In: Finance
TIPS or Treasury Inflation Protection Securities incur what kind of risk(s): default risk, interest rate risk, call risk, purchasing power risk, reinvestment risk, or liquidity risk.
a) Default Risk: TIPS or Treasury Inflation Protection Securities are backed by the US government, hence, these are not subjected to the credit risk or default risk.
b) Interest Rate Risk: TIPS inhibits interest rate risk, i.e., the price of the bond will fall with the increase in the interest rates. Hence, TIPS are subjected to the interest rate risk.
c) Call Risk: TIPS doesn't include any call option, hence, these bonds don't have any call risk.
d) Inflation Risk or Purchasing Power Risk: TIPS have principal and coupon payments linked to inflation. These payments are adjusted as per the inflation as with rising inflation the coupon and principal payments are adjusted upwards. Thus, these bonds do not have inflation risk rather they are hedged against inflation.
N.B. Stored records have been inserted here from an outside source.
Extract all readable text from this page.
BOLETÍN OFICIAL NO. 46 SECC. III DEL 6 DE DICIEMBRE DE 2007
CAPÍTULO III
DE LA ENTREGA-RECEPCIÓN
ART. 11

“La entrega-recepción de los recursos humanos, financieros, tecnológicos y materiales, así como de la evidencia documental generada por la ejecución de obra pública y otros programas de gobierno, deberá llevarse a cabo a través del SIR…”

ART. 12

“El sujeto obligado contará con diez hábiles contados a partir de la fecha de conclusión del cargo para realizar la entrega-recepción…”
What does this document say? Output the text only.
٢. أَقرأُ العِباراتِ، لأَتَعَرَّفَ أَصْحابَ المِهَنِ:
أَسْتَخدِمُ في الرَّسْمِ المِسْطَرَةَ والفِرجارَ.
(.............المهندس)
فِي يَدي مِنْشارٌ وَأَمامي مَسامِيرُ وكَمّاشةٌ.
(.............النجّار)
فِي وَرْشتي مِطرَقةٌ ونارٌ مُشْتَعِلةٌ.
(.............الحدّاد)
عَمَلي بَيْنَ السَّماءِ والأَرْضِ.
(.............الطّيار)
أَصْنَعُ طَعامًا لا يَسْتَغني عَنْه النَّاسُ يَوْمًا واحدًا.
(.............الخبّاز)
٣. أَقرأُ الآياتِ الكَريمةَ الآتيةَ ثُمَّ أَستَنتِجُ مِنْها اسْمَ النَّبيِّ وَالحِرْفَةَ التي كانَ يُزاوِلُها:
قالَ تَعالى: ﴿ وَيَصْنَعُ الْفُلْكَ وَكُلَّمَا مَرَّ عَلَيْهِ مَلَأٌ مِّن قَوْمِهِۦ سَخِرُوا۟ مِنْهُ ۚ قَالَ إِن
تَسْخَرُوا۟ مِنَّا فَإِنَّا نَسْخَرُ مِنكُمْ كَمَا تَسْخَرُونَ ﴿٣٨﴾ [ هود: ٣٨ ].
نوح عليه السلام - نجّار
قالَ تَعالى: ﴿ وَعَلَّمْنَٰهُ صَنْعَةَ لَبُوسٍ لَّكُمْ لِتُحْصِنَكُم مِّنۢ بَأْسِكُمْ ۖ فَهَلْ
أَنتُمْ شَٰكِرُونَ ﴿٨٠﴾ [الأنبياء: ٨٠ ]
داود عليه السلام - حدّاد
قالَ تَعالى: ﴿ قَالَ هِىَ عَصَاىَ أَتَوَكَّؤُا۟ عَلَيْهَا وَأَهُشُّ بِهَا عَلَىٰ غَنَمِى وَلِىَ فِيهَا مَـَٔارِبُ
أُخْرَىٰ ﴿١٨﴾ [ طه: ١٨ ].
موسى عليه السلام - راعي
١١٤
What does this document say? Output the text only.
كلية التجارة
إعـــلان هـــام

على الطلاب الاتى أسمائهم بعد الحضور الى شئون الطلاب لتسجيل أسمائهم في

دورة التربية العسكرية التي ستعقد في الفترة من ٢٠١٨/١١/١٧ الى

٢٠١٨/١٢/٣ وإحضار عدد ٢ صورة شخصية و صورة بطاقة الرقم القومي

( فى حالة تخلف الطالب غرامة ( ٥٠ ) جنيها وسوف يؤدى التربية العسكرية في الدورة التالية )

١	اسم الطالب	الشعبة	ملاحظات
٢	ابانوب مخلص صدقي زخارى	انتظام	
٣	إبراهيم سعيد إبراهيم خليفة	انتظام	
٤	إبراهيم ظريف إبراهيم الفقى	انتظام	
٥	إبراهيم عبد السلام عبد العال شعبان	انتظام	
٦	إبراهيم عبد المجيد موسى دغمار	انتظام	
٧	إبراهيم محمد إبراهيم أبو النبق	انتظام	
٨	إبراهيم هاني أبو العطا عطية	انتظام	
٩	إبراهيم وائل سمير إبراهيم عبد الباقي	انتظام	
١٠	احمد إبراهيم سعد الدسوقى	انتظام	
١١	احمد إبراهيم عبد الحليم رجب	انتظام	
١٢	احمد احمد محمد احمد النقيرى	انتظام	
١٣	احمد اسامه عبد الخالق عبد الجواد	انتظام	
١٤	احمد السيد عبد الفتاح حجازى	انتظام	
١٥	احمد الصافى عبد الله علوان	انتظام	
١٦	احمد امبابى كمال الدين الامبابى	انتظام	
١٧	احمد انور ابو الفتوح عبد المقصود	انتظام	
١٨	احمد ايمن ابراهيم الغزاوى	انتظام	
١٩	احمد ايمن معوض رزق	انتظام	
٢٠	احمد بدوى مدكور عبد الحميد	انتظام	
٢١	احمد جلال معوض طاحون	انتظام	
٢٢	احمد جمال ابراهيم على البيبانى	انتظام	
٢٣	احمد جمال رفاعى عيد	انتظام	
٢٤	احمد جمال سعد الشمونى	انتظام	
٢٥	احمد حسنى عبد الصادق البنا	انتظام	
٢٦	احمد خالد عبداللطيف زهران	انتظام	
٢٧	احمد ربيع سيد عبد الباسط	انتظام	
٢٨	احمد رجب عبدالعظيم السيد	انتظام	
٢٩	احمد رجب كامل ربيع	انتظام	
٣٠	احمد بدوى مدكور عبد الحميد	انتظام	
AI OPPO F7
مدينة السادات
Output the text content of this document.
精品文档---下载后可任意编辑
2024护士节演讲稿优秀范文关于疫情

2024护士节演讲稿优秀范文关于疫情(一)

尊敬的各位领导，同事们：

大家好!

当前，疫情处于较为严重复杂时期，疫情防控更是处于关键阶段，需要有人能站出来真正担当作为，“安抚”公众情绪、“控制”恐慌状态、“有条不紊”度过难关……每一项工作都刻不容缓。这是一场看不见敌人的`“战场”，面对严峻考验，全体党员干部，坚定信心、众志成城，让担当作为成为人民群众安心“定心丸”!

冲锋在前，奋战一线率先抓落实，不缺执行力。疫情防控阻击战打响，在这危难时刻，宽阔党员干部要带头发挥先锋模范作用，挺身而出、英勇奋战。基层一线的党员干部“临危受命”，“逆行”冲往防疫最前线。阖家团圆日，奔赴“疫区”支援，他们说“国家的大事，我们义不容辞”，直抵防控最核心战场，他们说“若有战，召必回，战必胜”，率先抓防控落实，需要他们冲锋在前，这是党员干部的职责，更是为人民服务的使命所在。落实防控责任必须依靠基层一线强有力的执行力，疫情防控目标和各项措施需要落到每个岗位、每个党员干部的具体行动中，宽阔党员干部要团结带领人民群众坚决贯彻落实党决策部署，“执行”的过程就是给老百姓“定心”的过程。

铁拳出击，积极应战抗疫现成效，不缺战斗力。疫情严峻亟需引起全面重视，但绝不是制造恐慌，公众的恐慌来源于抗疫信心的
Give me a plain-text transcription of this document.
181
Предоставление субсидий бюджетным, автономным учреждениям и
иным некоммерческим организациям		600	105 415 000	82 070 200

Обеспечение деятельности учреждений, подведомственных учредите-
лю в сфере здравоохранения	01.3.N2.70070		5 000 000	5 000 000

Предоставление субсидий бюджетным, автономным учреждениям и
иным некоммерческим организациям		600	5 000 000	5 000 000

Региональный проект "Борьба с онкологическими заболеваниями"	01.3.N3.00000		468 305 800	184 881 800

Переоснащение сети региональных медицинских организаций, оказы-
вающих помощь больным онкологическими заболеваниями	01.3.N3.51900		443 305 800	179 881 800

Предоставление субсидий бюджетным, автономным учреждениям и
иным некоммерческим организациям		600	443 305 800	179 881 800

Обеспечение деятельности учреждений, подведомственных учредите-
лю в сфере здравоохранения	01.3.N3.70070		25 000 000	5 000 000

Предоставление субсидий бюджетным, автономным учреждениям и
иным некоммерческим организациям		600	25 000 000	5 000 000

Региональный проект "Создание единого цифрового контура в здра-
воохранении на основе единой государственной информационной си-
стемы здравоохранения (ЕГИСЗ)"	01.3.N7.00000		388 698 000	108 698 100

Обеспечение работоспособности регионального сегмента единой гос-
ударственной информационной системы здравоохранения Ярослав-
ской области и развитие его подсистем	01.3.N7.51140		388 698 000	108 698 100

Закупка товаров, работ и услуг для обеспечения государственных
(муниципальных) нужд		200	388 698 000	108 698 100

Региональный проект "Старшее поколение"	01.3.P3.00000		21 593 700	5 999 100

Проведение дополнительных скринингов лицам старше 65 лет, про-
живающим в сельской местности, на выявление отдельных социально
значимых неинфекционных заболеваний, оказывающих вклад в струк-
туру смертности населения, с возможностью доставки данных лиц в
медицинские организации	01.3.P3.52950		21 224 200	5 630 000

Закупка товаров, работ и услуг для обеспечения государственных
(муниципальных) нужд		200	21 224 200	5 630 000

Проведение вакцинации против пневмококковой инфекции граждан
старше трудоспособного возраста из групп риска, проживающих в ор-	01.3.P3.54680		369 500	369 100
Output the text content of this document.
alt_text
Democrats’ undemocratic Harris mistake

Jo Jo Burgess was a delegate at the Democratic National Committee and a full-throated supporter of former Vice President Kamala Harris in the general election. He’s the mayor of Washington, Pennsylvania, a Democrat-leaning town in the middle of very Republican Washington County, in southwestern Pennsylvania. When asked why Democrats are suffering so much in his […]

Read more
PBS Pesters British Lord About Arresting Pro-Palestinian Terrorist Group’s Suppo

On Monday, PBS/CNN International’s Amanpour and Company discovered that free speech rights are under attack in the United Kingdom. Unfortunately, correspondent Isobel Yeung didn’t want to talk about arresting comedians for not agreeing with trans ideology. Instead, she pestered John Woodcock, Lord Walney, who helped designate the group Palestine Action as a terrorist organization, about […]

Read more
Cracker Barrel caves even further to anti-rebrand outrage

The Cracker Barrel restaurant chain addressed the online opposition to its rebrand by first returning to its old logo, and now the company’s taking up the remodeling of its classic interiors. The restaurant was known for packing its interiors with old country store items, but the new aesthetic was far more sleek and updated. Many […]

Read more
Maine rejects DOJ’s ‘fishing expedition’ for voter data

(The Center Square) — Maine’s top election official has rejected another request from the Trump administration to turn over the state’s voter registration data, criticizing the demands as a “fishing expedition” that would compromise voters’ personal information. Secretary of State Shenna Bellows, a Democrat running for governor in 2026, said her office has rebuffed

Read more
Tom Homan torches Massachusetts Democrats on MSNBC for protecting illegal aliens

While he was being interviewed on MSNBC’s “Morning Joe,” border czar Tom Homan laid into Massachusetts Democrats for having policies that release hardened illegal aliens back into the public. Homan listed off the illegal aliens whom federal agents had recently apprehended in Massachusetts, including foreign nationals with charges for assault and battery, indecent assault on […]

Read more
e) Reinvestment Risk: TIPS are subjected to the reinvestment risk as it receives inflation-adjusted coupons on a semiannual basis. The investor has the risk of reinvesting the coupons at a lower rate if the market interest rates falls. Thus, TIPS has coupon reinvestment risk.
f) Liquidity Risk: Since, these bonds are issued by the US government, hence, these bonds are traded at high volumes in the market. Thus, if an investor wants to sell this bond, she can easily trade it in the market and doesn't need to sell it at a discount. Thus, these bonds does not include any liquidity risk.